Kelly L. Matson, University of Rhode Island
Evan R. Horton, Massachusetts College of Pharmacy and Health Sciences
Amanda C. Capino, University of Mississippi School of Pharmacy


Approximately 31.8% of U.S. children ages 2 to 19 years are considered overweight or obese. This creates significant challenges to dosing medications that are primarily weight based (mg/kg) and in predicting pharmacokinetics parameters in pediatric patients. Obese individuals generally have a larger volume of distribution for lipophilic medications. Conversely, the Vd of hydrophilic medications may be increased or decreased due to increased lean body mass, blood volume, and decrease percentage of total body water.
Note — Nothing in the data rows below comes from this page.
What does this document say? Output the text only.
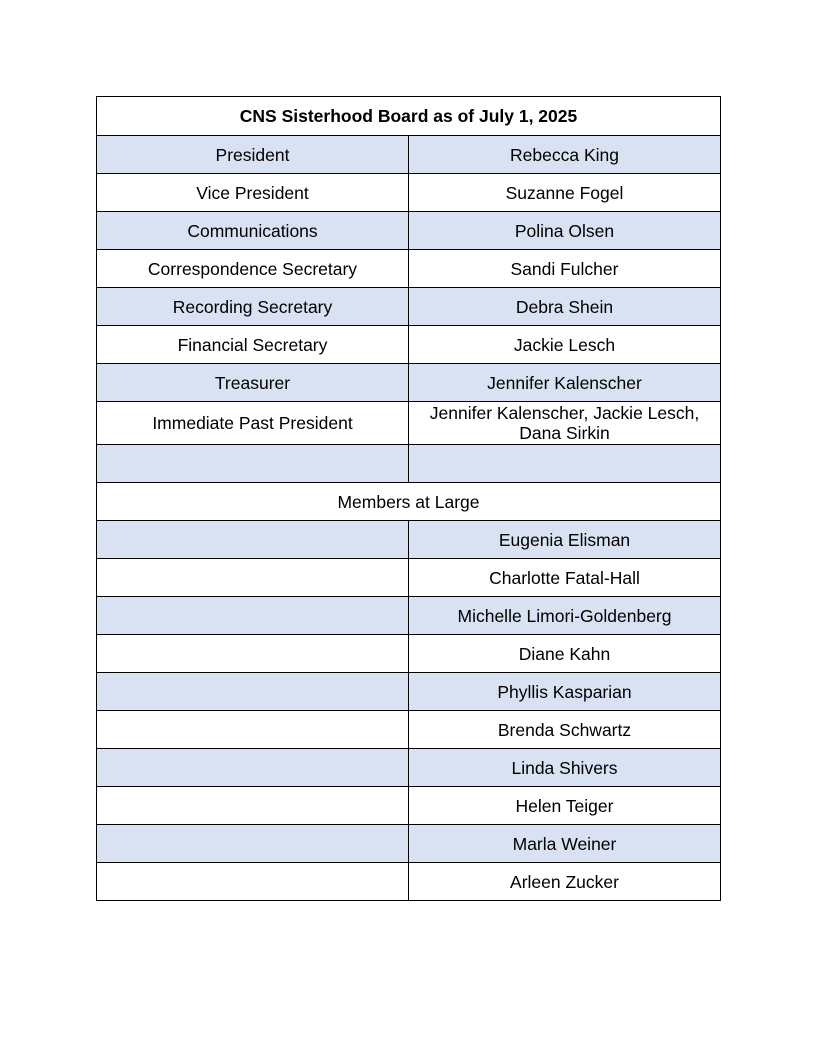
CNS Sisterhood Board as of July 1, 2025	
President	Rebecca King
Vice President	Suzanne Fogel
Communications	Polina Olsen
Correspondence Secretary	Sandi Fulcher
Recording Secretary	Debra Shein
Financial Secretary	Jackie Lesch
Treasurer	Jennifer Kalenscher
Immediate Past President	Jennifer Kalenscher, Jackie Lesch, Dana Sirkin

Members at Large	
	Eugenia Elisman
	Charlotte Fatal-Hall
	Michelle Limori-Goldenberg
	Diane Kahn
	Phyllis Kasparian
	Brenda Schwartz
	Linda Shivers
	Helen Teiger
	Marla Weiner
	Arleen Zucker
They may also experience decreased hepatic clearance secondary to fatty infiltrates of the liver. Hence, obesity may affect loading dose, dosage interval, plasma half-life, and time to reach steady-state concentration for various medications. Weight-based dosing is also a cause for potential medication errors. This position statement of the Pediatric Pharmacy Advocacy Group recommends that weight-based dosing should be used in patients ages < 18 years who are < 40 kg; weight-based dosing should be used in patients ≥ 40 kg, unless, unless the recommended adult dose for the specific indication is exceeded; clinicians should use pharmacokinetic analysis for adjusting medications in overweight/obese children; and research efforts continue to evaluate dosing of medications in obese/overweight children.